This book is a collection of papers presented at the International Conference on Distributed and Parallel Systems (DAPSYS) 2008, with a focus on grid computing. Grid computing has emerged as a hot topic of discussion in the computer science (CS) community. Some people use the terms “grid computing” and “cloud computing” interchangeably. The book is divided into five parts, each focusing on a specific area. The first part deals with desktop grids, whereas grid applications are dealt with in the next part. Research areas, such as resource management and scheduling, are presented in the third part. Programming environments, security, and database issues are dealt with in the fourth part. The last part concerns other issues, such as quality of service (QoS) in the context of grid computing. The book presents original research and excellent results.

Unlike some conference proceedings, this book has a list of concise and focused research papers. The first part, about desktop grids, shows how to port existing applications to the grid framework. There is a lot of effort to develop an application programming interface (API) that hides the underlying grid environment and requires minimal modifications to existing applications. The papers can be independently read and no prerequisites are required.

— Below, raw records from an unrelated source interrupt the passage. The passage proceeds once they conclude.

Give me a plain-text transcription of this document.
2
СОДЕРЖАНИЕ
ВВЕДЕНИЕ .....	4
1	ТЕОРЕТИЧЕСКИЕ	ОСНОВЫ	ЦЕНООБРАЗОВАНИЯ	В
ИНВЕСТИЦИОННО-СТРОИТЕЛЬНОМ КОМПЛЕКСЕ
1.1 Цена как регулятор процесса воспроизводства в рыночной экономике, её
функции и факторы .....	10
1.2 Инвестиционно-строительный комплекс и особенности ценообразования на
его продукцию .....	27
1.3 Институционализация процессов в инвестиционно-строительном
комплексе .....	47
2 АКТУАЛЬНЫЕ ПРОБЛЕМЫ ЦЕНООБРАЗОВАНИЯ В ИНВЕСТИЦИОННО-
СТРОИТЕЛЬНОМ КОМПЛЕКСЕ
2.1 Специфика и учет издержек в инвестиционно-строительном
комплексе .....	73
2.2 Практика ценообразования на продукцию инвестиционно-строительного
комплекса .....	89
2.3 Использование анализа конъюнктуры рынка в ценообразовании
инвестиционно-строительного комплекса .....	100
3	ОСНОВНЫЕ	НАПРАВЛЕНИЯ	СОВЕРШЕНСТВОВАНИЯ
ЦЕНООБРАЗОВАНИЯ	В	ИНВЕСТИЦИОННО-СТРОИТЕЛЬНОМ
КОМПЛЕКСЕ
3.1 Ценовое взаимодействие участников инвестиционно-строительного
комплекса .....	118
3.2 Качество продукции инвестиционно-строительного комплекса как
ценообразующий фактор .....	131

The second part deals with applications and is very interesting. It contains papers on topics such as medical systems, climate change, and library management systems. The design of medical software, such as for diagnosing and treating eye mobility disorders, is discussed, using grid middleware software. Performance benchmark results are also discussed, along with software design. Earth science, with its huge datasets, is also ideal for grid processing. Processing of data, searching, discovering, managing, and accessing this data and metadata are illustrated in a paper that deals with climate change.

The third part deals with research issues within grid systems, such as a fair scheduling algorithm. The authors propose a fair execution time estimation algorithm and compare it with other algorithms. The results are nicely illustrated with graphs and detailed descriptions. Other papers in the third section are equally engaging and will be of interest to doctoral students and academic researchers, as compared to the papers in the first two sections that will be of interest to industry researchers.

A paper by scientists at the Oak Ridge National Laboratory in the Department of Energy (DOE) highlights application of grid computing in a secure environment. It is one of the most fascinating papers in the book. The final section covers issues such as QoS, fault tolerance, and checkpointing in the context of grid computing.

The papers in the book are very well balanced, with the right amount of mathematical models, experimental analysis, and real-world applications. The book can be used as a reference for academics and industry researchers. As parallel and distributed computing paradigms are adapted to grid computing (sometimes referred to as volunteer or cloud computing), the field will mature; conferences such as DAPSYS bring researchers together, and books such as this one consolidate the work done in the field.